Penso que
todos nós ganharíamos muito se, ao invés de gastarmos nosso vocabulário inconscientemente,
até tornar certas palavras “lugares comuns”, quase que totalmente esvaziadas de
seu sentido original e até de credibilidade, tomássemos um tanto do nosso tempo
para refletir sobre o que queremos mesmo dizer com estas mesmas palavras.

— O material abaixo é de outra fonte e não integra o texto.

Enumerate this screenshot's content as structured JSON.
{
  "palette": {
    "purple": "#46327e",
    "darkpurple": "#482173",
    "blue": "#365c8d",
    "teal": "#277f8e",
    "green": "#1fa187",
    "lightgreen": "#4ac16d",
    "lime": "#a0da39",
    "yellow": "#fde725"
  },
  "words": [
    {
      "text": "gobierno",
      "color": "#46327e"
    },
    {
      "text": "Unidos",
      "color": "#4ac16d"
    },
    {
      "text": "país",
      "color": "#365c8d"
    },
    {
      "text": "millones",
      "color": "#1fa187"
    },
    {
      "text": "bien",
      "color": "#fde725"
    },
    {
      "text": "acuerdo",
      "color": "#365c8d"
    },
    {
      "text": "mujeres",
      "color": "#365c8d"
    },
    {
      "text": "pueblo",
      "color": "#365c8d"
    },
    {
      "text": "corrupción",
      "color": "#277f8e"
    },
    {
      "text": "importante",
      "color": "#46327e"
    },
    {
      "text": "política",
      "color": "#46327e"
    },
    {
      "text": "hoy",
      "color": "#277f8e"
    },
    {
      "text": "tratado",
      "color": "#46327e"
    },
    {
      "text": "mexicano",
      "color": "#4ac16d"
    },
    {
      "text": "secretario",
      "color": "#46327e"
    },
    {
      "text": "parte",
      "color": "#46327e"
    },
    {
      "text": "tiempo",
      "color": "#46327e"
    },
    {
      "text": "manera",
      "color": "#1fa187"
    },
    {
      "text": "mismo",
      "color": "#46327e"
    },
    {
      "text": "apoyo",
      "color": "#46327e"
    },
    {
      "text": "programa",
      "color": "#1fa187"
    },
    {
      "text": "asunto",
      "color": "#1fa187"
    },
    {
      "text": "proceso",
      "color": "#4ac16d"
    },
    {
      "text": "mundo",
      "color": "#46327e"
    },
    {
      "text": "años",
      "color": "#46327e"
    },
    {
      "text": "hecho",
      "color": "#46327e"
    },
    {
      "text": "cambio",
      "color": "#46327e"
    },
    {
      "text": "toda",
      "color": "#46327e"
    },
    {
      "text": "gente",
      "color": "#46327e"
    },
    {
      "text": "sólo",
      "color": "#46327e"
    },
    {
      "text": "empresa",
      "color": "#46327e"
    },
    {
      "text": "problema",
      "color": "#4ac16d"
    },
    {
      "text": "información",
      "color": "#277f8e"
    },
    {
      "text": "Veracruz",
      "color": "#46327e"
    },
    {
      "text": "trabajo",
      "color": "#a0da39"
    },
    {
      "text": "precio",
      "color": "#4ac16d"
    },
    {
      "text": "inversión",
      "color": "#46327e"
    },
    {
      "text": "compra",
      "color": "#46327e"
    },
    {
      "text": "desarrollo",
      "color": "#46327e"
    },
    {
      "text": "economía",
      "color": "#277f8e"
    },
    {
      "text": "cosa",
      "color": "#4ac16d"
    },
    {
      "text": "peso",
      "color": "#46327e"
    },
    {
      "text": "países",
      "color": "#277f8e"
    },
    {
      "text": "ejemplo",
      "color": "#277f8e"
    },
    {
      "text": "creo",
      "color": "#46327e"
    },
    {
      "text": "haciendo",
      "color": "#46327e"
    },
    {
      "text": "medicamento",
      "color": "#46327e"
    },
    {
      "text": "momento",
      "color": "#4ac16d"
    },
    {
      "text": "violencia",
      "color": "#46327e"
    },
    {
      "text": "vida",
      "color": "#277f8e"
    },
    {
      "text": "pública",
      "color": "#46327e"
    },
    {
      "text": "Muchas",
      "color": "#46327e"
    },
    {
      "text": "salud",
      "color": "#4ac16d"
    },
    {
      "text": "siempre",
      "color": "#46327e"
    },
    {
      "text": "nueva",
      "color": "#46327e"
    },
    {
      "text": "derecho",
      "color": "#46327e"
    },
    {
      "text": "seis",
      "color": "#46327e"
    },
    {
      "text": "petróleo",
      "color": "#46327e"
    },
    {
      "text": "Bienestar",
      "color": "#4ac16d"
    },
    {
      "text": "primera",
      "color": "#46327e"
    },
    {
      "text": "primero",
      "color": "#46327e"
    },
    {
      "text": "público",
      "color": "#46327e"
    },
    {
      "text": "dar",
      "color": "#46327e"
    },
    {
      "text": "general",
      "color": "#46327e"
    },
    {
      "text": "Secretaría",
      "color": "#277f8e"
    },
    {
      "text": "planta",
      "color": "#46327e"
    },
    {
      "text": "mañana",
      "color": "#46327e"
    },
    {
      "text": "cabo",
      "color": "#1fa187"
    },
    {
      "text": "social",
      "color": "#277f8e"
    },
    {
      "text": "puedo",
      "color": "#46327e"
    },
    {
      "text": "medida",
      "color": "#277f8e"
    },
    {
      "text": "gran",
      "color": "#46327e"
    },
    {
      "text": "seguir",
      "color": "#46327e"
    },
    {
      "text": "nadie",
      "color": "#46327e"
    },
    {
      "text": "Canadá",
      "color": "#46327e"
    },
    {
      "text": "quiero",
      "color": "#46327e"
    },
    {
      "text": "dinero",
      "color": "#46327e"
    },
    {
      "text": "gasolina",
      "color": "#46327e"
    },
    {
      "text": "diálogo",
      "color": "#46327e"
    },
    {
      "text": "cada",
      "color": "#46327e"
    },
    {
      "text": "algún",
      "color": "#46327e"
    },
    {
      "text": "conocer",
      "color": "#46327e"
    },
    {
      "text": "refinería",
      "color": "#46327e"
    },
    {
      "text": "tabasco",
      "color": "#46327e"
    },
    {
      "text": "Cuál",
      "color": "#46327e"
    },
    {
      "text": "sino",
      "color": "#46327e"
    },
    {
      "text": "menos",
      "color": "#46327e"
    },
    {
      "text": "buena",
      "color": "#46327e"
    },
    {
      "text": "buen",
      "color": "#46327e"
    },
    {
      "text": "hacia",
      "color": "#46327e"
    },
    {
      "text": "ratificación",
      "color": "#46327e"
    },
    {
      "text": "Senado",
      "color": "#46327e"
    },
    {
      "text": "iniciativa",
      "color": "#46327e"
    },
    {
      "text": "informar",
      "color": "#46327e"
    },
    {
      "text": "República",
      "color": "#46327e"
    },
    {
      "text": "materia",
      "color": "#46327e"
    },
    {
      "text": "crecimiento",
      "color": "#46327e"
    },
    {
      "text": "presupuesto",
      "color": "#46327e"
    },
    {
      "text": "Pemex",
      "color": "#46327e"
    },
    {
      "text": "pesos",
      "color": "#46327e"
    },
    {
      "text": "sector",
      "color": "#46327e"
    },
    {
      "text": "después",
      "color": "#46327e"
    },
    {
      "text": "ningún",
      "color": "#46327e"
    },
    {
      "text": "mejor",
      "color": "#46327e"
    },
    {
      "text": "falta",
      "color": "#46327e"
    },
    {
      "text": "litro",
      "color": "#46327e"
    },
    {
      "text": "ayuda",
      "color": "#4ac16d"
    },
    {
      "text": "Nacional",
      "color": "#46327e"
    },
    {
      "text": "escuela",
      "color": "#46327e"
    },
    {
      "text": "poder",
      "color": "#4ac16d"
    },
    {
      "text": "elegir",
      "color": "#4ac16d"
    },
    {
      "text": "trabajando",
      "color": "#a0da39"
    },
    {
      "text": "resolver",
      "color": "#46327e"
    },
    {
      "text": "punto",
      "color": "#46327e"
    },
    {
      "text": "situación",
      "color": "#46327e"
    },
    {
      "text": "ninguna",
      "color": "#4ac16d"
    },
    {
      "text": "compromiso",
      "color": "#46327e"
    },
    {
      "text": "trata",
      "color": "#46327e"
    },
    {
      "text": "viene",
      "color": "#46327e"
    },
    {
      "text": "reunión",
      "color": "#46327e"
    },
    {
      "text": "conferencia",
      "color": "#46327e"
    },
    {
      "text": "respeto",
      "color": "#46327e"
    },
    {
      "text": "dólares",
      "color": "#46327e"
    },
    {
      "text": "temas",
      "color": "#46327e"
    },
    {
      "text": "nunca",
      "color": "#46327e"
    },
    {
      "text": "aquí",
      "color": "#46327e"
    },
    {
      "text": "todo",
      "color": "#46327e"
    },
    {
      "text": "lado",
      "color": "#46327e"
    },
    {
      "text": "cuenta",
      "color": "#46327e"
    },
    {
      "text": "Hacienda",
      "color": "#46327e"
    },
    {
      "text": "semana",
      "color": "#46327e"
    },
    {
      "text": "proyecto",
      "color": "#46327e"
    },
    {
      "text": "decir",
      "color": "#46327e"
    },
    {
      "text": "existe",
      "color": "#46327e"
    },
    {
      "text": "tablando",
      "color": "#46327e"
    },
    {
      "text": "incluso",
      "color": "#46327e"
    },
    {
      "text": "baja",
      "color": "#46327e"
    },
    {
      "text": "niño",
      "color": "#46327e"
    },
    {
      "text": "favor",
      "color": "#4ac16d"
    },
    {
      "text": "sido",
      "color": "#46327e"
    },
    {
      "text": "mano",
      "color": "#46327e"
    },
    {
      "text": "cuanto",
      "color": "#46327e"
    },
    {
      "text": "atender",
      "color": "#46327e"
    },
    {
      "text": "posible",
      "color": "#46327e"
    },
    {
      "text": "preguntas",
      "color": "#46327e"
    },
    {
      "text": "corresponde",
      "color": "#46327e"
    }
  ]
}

Verdade, isso é passatempo de filósofo; mas você já experimentou? Sem querer
desviar do assunto original para definir o que seria um filósofo, talvez você
se descubra como um deles, ao saborear a oportunidade de falar palavras cada
vez mais conscientes e fundamentadas...
Por exemplo:
esperança; belíssima palavra! Mas significa o que, mesmo? Esperar? Agir? Sempre
é positiva? Quando desejamos prosperar, por exemplo, (e todos desejamos!), nada
mais estamos pedindo aos céus senão que se coloquem a favor (“pro”) de nossas esperanças (“spes”). Popularmente, costumamos ouvir
que a esperança é “a luz no final do túnel”... Certo; então, ela é boa apenas
para quem deseja sair do túnel! Se o desejo é adormecer dentro dele, a luz se
torna apenas um incômodo para a vista.
Enfim, parece
que, quem tem esperanças, faz mais do que esperar: pede a ela inspiração para
caminhar, forças para lutar, energia para não desistir. E ela nos alenta e
acompanha. Há uma história que circula pela internet, destas que ninguém sabe
garantir bem a procedência ou a veracidade, mas que serve bem como ilustração,
pois, se não for veraz por sua correspondência com fatos, é veraz como
parábola, propícia a ilustrar uma ideia.
Trata-se de
uma cobaia de laboratório, um pequeno roedor que foi jogado em uma tigela de
água, em um experimento (mórbido e cruel experimento!) para saber quanto tempo
resistia até se afogar. Num momento seguinte, uma outra cobaia foi colocada na
mesma tigela, mas, instantes antes de se afogar, foi retirada e salva. Após
seca e descansada, foi colocada novamente na tigela: mensurado o tempo,
percebeu-se que ela se debatia o dobro do tempo normal, pois tinha a esperança
de que alguém a resgatasse em algum momento... Sim, devo mil perdões pela
barbárie do exemplo, e esclareço que sou eu a primeira a me horrorizar, com meu
amor aos animais e meus sonhos juvenis de ser uma veterinária e cuidar deles
pela vida afora. Mas lembrem: estamos usando a história como parábola, como
ilustração imaginária, mas plausível, de quanto a esperança duplica nossa
capacidade de resistir e lutar contra as adversidades, e não apenas de “esperar”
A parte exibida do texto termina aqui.